Koordinasi yang tidak baik pun dirasakan antara lembaga pelayanan pendidikan dan pendamping PKH. Tidak adanya sosialisasi menjadi permasalahan
yang dirasakan oleh pihak lembaga pelayanan pendidikan, dalam hal ini sekolah- sekolah yang berada di Desa Petir. Hal tersebut seperti yang diungkapkan oleh
Bapak Sfd 43 tahun, salah satu staf guru MTS di Desa Petir, “tidak ada sosialisai terlebih dahulu terkait PKH, tiba-tiba kami
mendapatkan form verifikasi dari kator pos untuk kami isi setiap tiga bulan sekali, setelah itu akan diambil kembali oleh pihak pos”

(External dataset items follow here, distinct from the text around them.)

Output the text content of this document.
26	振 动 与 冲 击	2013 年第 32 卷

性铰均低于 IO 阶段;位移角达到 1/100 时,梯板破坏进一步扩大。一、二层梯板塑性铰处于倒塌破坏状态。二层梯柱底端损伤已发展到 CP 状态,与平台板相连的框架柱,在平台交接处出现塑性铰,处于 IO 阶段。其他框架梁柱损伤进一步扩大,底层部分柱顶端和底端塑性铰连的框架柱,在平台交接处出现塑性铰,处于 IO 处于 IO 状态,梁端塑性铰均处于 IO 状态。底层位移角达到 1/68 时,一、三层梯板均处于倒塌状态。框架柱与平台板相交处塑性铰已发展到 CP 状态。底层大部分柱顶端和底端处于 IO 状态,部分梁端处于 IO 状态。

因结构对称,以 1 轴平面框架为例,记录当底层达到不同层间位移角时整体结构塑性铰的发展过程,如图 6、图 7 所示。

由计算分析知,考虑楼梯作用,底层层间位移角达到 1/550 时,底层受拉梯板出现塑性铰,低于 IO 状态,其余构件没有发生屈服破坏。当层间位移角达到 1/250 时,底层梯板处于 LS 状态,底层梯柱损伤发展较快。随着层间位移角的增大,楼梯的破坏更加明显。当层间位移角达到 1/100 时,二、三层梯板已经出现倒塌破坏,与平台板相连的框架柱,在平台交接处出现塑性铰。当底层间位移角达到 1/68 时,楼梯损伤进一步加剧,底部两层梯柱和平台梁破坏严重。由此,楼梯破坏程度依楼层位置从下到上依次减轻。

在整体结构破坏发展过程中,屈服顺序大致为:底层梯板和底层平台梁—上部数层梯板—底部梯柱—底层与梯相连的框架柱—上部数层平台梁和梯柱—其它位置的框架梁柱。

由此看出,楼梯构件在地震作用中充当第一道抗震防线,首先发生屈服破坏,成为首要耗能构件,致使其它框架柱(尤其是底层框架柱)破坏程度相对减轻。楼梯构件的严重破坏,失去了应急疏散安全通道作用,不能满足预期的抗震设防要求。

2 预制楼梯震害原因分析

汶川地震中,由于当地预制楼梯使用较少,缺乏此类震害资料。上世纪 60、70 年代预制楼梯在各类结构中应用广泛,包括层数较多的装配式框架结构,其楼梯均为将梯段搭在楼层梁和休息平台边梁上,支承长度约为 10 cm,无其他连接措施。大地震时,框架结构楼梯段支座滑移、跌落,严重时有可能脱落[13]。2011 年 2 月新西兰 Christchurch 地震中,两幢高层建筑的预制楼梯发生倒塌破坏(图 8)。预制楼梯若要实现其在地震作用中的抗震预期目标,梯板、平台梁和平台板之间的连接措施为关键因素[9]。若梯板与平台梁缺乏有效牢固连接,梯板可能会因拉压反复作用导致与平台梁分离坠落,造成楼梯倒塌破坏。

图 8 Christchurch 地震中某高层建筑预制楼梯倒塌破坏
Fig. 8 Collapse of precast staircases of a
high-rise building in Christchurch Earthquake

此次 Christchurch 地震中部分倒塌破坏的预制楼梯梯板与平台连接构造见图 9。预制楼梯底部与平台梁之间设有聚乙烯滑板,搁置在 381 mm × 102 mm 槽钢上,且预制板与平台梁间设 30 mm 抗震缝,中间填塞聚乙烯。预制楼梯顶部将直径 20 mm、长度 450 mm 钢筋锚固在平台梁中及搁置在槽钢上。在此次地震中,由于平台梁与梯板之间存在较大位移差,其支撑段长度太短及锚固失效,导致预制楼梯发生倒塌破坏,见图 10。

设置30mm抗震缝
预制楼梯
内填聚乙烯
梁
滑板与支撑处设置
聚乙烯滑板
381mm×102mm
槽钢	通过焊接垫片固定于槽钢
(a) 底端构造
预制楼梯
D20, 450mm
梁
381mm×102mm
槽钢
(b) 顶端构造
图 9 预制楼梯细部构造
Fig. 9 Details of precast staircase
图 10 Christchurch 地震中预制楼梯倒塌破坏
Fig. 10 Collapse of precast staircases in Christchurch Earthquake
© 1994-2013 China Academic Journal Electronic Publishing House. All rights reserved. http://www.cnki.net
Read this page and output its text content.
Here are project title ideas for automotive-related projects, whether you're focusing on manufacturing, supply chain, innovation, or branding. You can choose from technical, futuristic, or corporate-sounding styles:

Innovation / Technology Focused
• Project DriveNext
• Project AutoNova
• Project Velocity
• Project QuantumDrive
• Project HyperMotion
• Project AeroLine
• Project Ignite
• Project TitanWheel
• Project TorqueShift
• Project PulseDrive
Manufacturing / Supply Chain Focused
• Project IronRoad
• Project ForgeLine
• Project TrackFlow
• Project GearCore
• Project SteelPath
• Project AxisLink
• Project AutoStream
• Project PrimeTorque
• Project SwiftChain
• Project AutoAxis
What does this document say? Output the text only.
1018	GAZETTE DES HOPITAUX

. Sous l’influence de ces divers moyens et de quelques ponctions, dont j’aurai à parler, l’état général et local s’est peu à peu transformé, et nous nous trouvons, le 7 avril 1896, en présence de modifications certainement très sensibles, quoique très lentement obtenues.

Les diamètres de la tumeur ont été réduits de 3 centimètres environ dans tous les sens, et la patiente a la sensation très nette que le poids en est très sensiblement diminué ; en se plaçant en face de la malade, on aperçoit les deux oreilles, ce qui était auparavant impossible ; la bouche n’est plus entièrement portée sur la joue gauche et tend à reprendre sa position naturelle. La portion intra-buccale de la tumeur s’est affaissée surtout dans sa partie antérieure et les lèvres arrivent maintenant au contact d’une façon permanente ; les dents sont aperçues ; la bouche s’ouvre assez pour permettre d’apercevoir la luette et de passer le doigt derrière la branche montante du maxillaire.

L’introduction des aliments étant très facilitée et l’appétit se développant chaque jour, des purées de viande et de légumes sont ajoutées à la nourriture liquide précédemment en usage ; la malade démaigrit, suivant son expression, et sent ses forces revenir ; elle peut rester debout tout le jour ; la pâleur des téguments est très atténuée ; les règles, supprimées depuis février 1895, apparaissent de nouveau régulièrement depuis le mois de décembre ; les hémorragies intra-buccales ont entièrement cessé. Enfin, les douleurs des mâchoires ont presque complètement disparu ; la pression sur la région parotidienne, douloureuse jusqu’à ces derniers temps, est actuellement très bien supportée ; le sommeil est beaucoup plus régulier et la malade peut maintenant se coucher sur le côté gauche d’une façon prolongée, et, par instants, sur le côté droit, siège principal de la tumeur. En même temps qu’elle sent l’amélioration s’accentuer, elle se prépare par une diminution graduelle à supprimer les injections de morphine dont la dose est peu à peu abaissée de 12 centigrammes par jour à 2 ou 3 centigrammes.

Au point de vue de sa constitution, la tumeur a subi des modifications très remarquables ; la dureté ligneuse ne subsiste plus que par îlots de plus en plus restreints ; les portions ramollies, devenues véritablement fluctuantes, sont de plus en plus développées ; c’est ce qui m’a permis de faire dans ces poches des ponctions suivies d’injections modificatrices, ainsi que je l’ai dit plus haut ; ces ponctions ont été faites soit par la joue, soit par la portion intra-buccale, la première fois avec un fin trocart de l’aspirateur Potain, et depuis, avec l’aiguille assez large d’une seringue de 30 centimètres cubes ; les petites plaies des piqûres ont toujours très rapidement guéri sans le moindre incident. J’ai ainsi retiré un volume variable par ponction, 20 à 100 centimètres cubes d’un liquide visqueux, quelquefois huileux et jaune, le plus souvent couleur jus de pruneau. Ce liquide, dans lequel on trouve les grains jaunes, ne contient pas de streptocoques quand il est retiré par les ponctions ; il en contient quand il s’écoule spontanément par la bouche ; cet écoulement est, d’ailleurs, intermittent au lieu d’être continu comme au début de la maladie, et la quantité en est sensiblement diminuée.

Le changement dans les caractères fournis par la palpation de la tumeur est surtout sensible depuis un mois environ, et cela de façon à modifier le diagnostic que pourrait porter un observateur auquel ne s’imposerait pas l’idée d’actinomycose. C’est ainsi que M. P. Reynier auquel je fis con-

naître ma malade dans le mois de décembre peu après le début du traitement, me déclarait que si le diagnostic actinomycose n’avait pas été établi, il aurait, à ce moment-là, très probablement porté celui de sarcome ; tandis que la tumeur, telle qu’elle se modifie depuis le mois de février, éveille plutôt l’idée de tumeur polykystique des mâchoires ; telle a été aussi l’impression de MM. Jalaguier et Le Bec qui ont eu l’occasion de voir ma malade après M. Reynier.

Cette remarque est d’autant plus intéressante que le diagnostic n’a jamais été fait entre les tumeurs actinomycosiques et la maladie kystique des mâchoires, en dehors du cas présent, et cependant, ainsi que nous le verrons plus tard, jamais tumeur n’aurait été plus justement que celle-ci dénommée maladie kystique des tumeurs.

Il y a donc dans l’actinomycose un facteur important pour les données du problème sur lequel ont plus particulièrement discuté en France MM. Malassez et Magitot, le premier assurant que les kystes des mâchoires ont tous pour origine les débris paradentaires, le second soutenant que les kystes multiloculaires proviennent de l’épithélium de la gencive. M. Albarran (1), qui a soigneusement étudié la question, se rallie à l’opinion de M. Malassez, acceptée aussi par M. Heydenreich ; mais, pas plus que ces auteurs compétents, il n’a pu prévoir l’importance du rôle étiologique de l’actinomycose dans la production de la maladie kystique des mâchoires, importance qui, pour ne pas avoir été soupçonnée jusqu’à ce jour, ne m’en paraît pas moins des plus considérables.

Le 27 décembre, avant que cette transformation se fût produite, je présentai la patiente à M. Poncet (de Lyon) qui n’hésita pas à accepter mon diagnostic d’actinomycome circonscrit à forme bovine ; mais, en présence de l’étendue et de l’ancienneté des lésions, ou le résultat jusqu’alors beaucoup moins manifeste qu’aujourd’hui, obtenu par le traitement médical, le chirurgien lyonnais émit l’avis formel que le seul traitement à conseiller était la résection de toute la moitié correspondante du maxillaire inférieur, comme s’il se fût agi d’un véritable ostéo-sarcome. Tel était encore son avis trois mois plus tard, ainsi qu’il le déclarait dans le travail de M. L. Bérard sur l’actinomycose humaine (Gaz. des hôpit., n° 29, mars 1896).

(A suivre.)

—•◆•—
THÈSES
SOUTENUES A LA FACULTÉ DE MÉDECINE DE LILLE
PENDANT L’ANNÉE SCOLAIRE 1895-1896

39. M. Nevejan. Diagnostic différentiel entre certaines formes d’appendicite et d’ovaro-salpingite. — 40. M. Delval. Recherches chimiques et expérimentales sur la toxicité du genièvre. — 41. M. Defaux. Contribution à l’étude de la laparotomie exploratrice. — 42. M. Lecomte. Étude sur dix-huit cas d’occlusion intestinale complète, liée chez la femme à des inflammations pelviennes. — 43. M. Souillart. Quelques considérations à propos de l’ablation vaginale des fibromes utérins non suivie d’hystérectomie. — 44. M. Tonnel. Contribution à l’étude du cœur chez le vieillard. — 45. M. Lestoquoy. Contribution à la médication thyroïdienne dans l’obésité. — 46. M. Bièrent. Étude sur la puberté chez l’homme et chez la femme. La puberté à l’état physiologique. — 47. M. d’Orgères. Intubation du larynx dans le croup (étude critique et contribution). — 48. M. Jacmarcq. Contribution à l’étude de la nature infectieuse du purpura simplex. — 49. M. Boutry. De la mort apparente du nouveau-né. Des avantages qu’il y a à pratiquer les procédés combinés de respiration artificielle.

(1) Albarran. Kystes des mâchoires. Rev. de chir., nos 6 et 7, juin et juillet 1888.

Koordinasi yang tidak baik antara lembaga pelayanan pendidikan dan pendamping PKH, mempengaruhi jumlah anak peserta PKH usia sekolah yang
terdaftar dilembaga pelayanan pendidikan. Berdasarkan Tabel 23 halaman 55, terdapat 76 persen anak peserta PKH yang memiliki usia sekolah sudah terdaftar
di lembaga pelayanan pendidikan, namun hanya 5 persen dari total anak peserta PKH yang terdaftar di sekolah dikarenakan adanya PKH dan sisanya anak peserta
sudah terdaftar di sekolah sebelum PKH dilaksanakan. Koordinasi yang tidak baik ini tidak mempengaruhi persentase kehadiran anak peserta PKH yang bersekolah.
Berdasarkan Tabel 24 halaman 56, anak peserta PKH yang bersekolah memiliki persentase kehadiran minimal 85 persen setiap bulannya mencapai 88 persen.